"That's why I'm absolutely committed to making sure that here, in America, nobody is denied a college education, nobody is denied a chance to pursue their dreams, nobody is denied a chance to make the most in life just because they can't afford it," Obama said. "We are a better county than that, and we need to act like it."
Hmmm....So what were the critical elements of the subprime crisis? A push on the part of the US government to increase home ownership, especially among segments of the population that had traditionally not owned houses or held mortgages. A huge subsidy from the government to those who borrowed to buy a home (through FannieMae and Freddie Mac and through home mortgage interest tax deductibility). An industry of subprime mortgage brokers who, fed by large up-front fees paid for mortgage origination, found millions of willing borrowers -- even though the brokers often knew that the loans were not appropriate and had little chance of being repaid, unless home prices continued their seeming relentless climb.
What do we have with education and student loans? Well, certainly the push for more to attend college (do we remember the studies showing that home ownership leads to all kinds of social good?). We have a subsidy, in the form of student loans -- and with the recent changes in the student loan program (packaged as part of the health reform bill !!), those loans are made and owned by the US government. In the subprime mortgage industry, FannieMae and FreddieMac decided to dramatically increase their purchase and repackaging of subprime mortgages in response to the Federal government's wishes: if your boss wants more home ownership, you better not stand in the way. It is still unclear how the new Federally owned and managed student loan program will work out. In the old days, private banks made student loans. Now it will all go through the Feds, with the taxpayer on the hook through our general taxes. If the Federal government wants more Americans to attend college, how do you expect the political appointees in charge of student loan origination to behave?

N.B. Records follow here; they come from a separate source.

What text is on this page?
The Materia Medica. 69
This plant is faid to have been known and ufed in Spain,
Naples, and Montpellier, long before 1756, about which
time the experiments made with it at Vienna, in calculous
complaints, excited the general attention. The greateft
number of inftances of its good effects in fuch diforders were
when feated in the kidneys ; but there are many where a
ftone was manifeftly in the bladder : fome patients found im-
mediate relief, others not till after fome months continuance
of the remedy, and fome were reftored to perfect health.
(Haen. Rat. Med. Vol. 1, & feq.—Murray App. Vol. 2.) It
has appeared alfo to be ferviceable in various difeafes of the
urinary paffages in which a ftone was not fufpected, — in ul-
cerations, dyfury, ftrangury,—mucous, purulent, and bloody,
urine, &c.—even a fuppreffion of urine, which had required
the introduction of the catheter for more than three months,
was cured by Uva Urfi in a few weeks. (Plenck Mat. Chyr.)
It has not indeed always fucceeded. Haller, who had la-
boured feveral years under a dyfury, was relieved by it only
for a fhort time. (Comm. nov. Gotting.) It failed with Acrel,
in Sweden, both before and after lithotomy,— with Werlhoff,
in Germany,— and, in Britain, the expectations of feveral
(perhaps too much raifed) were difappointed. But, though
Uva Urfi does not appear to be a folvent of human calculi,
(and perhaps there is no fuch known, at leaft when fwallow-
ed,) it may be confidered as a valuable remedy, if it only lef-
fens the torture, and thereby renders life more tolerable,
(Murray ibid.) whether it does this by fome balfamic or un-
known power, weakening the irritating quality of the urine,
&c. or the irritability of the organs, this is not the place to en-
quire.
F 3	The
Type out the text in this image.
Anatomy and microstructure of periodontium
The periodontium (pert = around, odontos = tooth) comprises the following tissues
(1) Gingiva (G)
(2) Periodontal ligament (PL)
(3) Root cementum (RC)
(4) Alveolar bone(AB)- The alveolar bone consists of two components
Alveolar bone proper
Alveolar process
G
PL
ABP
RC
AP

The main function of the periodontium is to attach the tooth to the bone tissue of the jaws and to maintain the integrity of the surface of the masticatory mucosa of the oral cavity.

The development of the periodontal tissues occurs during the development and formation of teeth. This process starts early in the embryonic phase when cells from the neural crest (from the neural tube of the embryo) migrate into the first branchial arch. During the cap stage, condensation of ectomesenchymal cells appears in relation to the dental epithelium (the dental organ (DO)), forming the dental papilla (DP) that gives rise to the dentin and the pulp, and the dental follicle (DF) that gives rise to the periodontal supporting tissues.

Last, we have a growing industry of what I will call subprime educational institutions, or degree mills. These institutions, whether for profit or nonprofit, will benefit from enrolling students, helping them navigate the Federal student loan process, and collecting tuition. The increase in demand for degrees is palpable, and supply will increase to meet the demand. These degree mills will lack significant "skin in the game" just like subprime mortgage brokers -- they will enroll students who have little likelihood of benefitting from the program or even graduating. But tuition is collected up front, and then it will be up to the Feds to collect on the student loans. Even some of the better colleges and educational institutions will be tempted by the increase in demand, and new technology -- online education -- makes it even easier to provide the coursework (for subprime mortgages, the technological innovation was in software to process mortgage applications).
Hell, we even have the equivalent of the credit rating agencies -- let's call them Educational Testing Service and ACT, Inc. What -- there are only two main educational testing services? That is even less than the three main credit rating agencies!
Oh, and the new student loan reform also gives subsidies to those student borrowers who take work in public service, and it caps payments at 10% of income.
All of this reform is promised to save us, the US taxpayers, lots of money.
I have a bridge in Brooklyn you might be interested in.
1 comment:
Very good post, I think the analogy between "subprime educational institutions" and the subprime mortgage crisis is very appropriate. In the post, you seemed to imply however that student loan reform bill (packaged as part of the health reform bill) increases the federal government subsidy towards student loans? But does it? As I understood it, before the bill, private lenders would orginate student loans that were guaranteed by the federal government. Now, the federal government just makes these loans directly. The middleman is eliminated. Is the subsidy really much different now? Am I missing something (other than the public service subsidies you mentioned)?
I'm not sure the best way to fix it, but a problem I do have with the federal student loan program is that the sizes of individual loans don't correspond to the costs of providing education. In the for-profit education sector, it's typical for 90% of tuition to come from federally guaranteed loans, but the cost of instruction is only a third of the tuition level (another third goes to advertising and another third is operating profit). Without access to federally guaranteed loans, for-profit education companies would assuredly have to lower tuition prices to a level closer to instructional costs (and much closer to the value provided by these degrees).